Amy Cohan, vice president of outpatient and community services for Spurwink Services and a licensed clinical social worker, said at times there have been as many as 500 families waiting for in-home counseling, especially people who live away from the I-95 corridor.

"Insufficient rates make it really impossible for providers to travel to families' homes, particularly in rural parts of the state, in a financially sustainable way," Cohan explained.

Cohan noted during the pandemic, calls to hotlines, rates of anxiety and depression, suicidal thinking and suicides all rose sharply. In addition, opioid overdoses increased to record levels, reversing progress made in recent years.

Multiple bills, including Legislative Document 432 and Legislative Document 1173, which are intended to address the situation, are waiting to get a vote. Lawmakers need to finalize the budget before the session ends on June 16.
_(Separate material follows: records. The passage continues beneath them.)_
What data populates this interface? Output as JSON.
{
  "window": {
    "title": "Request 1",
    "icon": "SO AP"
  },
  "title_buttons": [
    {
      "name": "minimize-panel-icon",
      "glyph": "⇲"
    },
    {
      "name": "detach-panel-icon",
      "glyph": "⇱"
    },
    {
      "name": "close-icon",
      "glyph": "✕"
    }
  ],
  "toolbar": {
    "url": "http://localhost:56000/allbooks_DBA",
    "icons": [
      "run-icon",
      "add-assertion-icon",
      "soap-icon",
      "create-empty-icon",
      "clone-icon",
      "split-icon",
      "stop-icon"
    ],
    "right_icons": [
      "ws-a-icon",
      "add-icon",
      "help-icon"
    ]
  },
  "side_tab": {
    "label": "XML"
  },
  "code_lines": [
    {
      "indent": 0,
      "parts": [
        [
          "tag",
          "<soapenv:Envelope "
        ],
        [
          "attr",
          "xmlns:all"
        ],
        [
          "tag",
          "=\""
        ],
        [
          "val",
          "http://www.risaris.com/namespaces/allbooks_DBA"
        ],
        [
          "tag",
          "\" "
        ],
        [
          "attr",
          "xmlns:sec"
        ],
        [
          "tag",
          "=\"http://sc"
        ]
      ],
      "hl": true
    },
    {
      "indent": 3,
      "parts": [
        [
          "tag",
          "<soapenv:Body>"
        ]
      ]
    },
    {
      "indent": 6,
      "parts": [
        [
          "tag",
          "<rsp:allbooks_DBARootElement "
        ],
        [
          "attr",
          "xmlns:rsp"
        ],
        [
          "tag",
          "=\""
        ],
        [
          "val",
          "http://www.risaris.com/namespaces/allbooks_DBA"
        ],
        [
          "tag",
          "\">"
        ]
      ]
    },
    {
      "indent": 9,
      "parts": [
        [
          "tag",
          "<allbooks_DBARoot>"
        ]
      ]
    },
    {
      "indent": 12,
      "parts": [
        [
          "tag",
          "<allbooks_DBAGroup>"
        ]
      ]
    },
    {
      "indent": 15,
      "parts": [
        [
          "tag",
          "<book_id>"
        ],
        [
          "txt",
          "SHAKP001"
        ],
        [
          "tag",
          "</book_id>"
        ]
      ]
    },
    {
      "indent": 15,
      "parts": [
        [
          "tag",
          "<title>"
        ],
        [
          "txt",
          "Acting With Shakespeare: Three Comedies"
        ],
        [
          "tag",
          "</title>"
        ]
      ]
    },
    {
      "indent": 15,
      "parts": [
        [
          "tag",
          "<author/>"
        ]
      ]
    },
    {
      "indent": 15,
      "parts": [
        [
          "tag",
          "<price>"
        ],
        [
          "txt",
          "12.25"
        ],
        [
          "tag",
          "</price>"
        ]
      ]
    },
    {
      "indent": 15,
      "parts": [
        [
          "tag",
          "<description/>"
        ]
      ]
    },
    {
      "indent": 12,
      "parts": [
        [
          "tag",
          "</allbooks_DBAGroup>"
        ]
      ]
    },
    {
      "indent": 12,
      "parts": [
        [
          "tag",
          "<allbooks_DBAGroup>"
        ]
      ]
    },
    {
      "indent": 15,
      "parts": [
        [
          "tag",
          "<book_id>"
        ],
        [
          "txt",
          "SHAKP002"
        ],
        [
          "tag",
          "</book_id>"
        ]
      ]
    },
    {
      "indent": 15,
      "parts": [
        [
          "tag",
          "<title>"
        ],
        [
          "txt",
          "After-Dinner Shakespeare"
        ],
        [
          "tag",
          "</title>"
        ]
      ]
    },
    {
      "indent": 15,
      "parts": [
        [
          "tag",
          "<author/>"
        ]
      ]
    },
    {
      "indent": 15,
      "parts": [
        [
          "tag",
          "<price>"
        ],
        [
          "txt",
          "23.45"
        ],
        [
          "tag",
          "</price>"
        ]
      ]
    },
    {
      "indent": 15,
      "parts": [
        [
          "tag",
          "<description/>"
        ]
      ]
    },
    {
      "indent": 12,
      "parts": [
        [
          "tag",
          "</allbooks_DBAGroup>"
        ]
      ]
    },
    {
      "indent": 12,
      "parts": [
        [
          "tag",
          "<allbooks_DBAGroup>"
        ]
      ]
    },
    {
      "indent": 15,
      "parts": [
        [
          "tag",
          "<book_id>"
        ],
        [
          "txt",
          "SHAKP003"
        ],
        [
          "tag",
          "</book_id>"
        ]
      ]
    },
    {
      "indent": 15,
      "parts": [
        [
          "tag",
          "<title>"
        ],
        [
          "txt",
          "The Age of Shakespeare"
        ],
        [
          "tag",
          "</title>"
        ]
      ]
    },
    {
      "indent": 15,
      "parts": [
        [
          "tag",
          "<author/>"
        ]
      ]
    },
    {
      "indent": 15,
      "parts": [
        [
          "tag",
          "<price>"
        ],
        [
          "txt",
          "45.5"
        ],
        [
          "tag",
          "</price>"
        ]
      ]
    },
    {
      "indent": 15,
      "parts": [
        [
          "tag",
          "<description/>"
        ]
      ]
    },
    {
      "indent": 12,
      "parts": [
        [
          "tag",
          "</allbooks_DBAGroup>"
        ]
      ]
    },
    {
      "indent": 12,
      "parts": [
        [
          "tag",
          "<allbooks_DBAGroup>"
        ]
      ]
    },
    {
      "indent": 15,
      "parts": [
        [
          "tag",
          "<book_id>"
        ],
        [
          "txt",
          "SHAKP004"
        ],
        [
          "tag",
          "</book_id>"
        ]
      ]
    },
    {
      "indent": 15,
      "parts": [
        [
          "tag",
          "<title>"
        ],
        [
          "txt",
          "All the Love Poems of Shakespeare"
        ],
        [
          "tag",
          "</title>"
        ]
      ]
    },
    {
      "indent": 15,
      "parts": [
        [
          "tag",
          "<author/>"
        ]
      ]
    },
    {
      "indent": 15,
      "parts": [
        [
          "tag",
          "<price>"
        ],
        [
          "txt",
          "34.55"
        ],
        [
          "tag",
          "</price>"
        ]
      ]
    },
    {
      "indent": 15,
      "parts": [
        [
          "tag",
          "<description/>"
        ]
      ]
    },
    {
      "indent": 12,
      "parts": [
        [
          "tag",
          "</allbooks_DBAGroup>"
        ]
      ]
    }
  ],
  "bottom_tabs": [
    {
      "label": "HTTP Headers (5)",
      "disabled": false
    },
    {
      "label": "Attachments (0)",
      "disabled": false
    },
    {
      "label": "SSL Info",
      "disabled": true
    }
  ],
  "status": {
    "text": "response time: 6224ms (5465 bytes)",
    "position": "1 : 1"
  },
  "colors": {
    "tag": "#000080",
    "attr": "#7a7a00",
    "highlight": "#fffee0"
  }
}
Opponents objected to the cost of raising providers' pay, but supporters countered it's crucial in order to attract more people to the social-services profession.

Rep. Colleen Madigan, D-Waterville, co-sponsored several bills to help alleviate some pressure.

"There needs to be more money put into put state now so that kids can stay at home," Madigan asserted. "They can be treated in their communities, and they can get the behavioral health care they need before they wind up in an emergency room or needing inpatient hospitalization or residential care."

Madigan pointed out many programs have been forced to cut services for lack of staff, leaving families no option but to send their children out of state to find a residential placement.

David McCluskey, executive director of Community Care, a nonprofit that treats people with mental illness, said the staff shortages translate into a broken system that causes real suffering for families.

"So there's people who are waiting to leave psychiatric hospitals because there's no place for them to step down to," McCluskey stressed. "And then there's also people waiting to get into hospitals. And so the system is sort of frozen."